Santana. Vargas. Today.
Well, it's another loss. The Mariners got a couple more bounces than they usually do, and they even managed to fight back from a 3-0 deficit to tie it at 3-3, but ultimately their luck fizzled. While I'm not glad to see the Mariners lose their eighth straight, if there's any positive to come from this game, it's that the game presentation crew will be less inclined to try again in their pursuit of making "Seven Nation Army" into this year's Zombie Nation. Well, I guess the other positive is that Doug Fister had a good outing and didn't end up with a loss after giving up three runs. Additionally, three of the Mariners' seven hits went for extra bases. On Sunday afternoon, the Mariners will try to salvage one win from the series, which would also be one win from the entire nine-game homestand. How the frick do you whiff on an entire nine-game homestand? Unfortunately, you know the answer to that question if you've been watching the Mariners for the last eight games. They looked closer to winning tonight, though, and didn't look completely hopeless.
-- here's a bounce that didn't go the Mariners way. In the fourth, Franklin Gutierrez had singled to left with one out. Jose Lopez was next to the plate. He tagged a pitch, and it may have had home-run distance, but went foul. He ended up grounding into a double play.
-- the game seemed over when Torii Hunter dropped a line drive barely in front of Ichiro with two out and the bases loaded in the fifth. The hit scored two to make it 3-0 for the Angels.
-- with runners on the corners and two out in the fifth, usually it would have been a moment destined for unclutchitude, but Ichiro instead put a ball down the leftfield line that got past Juan Rivera and into the corner. Ryan Langerhans scored, and Rob Johnson scored from first base, pulling the Mariners within one run at 3-2 and ending the Mariners' offensive futility streak at 22 2/3 scoreless innings.

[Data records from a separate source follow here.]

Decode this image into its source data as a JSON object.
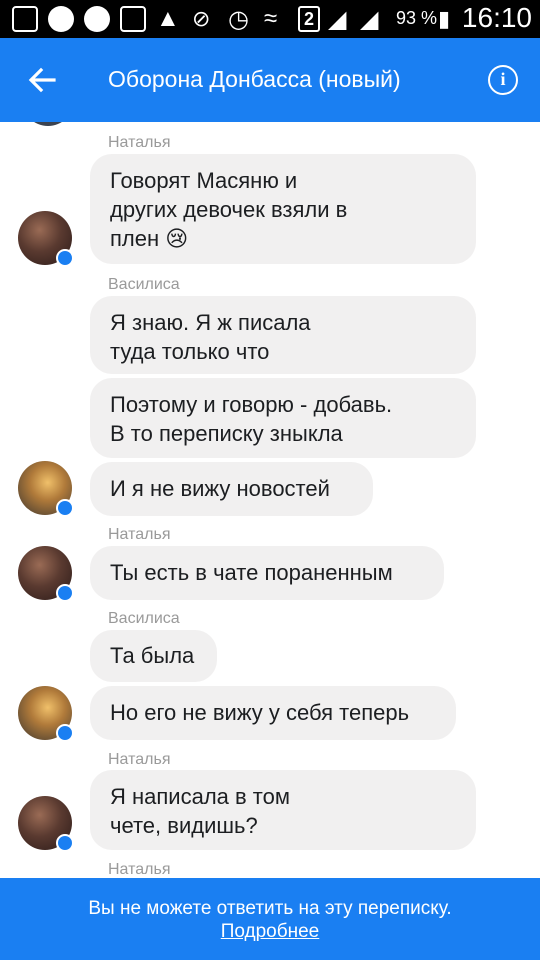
{
  "status_bar": {
    "battery": "93 %",
    "time": "16:10",
    "sim": "2"
  },
  "header": {
    "title": "Оборона Донбасса (новый)",
    "back_icon": "arrow-left-icon",
    "info_icon": "info-icon"
  },
  "messages": [
    {
      "sender": "Наталья"
    },
    {
      "text": "Говорят Масяню и\nдругих девочек взяли в\nплен 😢"
    },
    {
      "sender": "Василиса"
    },
    {
      "text": "Я знаю. Я ж писала\nтуда только что"
    },
    {
      "text": "Поэтому и говорю - добавь.\nВ то переписку зныкла"
    },
    {
      "text": "И я не вижу новостей"
    },
    {
      "sender": "Наталья"
    },
    {
      "text": "Ты есть в чате пораненным"
    },
    {
      "sender": "Василиса"
    },
    {
      "text": "Та была"
    },
    {
      "text": "Но его не вижу у себя теперь"
    },
    {
      "sender": "Наталья"
    },
    {
      "text": "Я написала в том\nчете, видишь?"
    },
    {
      "sender": "Наталья"
    }
  ],
  "footer": {
    "notice": "Вы не можете ответить на эту переписку.",
    "more_link": "Подробнее"
  }
}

-- the clutch didn't stop there. In the sixth, Franklin Gutierrez was on first with two out, again not exactly a tailor-made situation for the Mariners to score runs. Mike Sweeney then hit a well-placed double into the gap. It wasn't an authoritative double that one-hopped the wall or anything. In fact, it didn't even reach the wall, it merely was just far enough away from both the leftfielder and the centerfielder. Anyway, Gutierrez scored and the game was tied at 3-3.

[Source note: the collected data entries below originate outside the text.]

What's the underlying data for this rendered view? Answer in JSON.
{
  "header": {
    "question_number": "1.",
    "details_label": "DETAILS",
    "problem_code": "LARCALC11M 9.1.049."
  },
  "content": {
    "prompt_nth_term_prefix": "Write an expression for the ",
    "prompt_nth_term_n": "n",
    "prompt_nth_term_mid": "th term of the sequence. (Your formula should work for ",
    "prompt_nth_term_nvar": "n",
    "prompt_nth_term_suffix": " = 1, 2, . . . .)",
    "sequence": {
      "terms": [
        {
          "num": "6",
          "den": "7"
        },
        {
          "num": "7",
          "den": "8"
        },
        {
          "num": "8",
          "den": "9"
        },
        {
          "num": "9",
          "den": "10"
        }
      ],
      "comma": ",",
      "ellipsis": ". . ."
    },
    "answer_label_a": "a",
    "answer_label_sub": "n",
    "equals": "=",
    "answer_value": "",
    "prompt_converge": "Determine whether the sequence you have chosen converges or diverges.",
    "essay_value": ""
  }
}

-- offensively, though, the Sweeney hit was the end of the Mariners' clutchness, at least in terms of scoring runs. Normally I wouldn't call rumblings with two outs a legitimate scoring opportunity, but in the eighth, the Mariners literally got a good bounce when Josh Wilson hit a seemingly routine grounder to second with a runner on first. The ball was hit off the bat handle or something, however, and the crazy spin on the ball made it juke away from second baseman Howie Kendrick and into rightfield. Langerhans got to third on the play, and Josh Wilson later stole second base. Too bad Rob Johnson was in the batter's box, though. Johnson already had a hit in the game, so his bat was cashed, and he ended up whiffing to end the inning. Johnson did make a nice catch on a pop bunt attempt by Mike Napoli. Johnson made a prone dive, and of course he was going to make this play since he was leading off the next inning. He then singled to lead off the seventh. Two groundouts moved him to third, then Casey Kotchman got hit by a pitch, but then Gutierrez went down swinging.

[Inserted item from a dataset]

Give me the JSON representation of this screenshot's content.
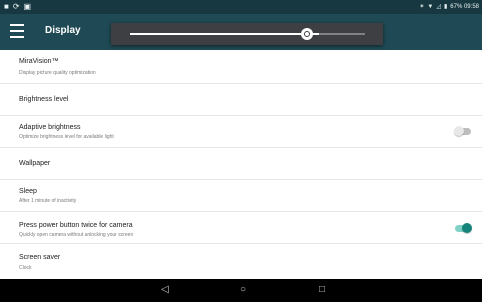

-- again with the lack of clutch, the Mariners still had a ninth inning with a tie game in which to be futile. Ichiro led off with a walk off Fernando Rodney. Chone Figgins then nearly pulled off a bunt down the first-base line for a base hit, but later settled for a run-of-the-mill sacrifice bunt. The clutch chance rested on the shoulders of Kotchman, who then grounded out to put Ichiro on third. I'm tired of Kotchman not hitting. The Mariners' only hope at this point was either for a wild pitch to go to the backstop or for someone to get a base hit. It was at that point that both Gutierrez and Lopez walked. This loaded the bases for Sweeney, who ripped the ball down the leftfield line on his second pitch, but it was foul. He then meekly grounded out to second to end the inning as well as the Mariners' run of good luck in the game.
-- Mike Blowers mentioned that Angels' closer Brian Fuentes "can make it interesting." It's true there are points where this has happened, one of them being against the Mariners in recent memory. Unfortunately, the Mariners had exactly the wrong part of their lineup due in the bottom of the 10th to try to make it interesting. A groundout and two strikeouts are what emerged from Langerhands, Wilson, and Johnson.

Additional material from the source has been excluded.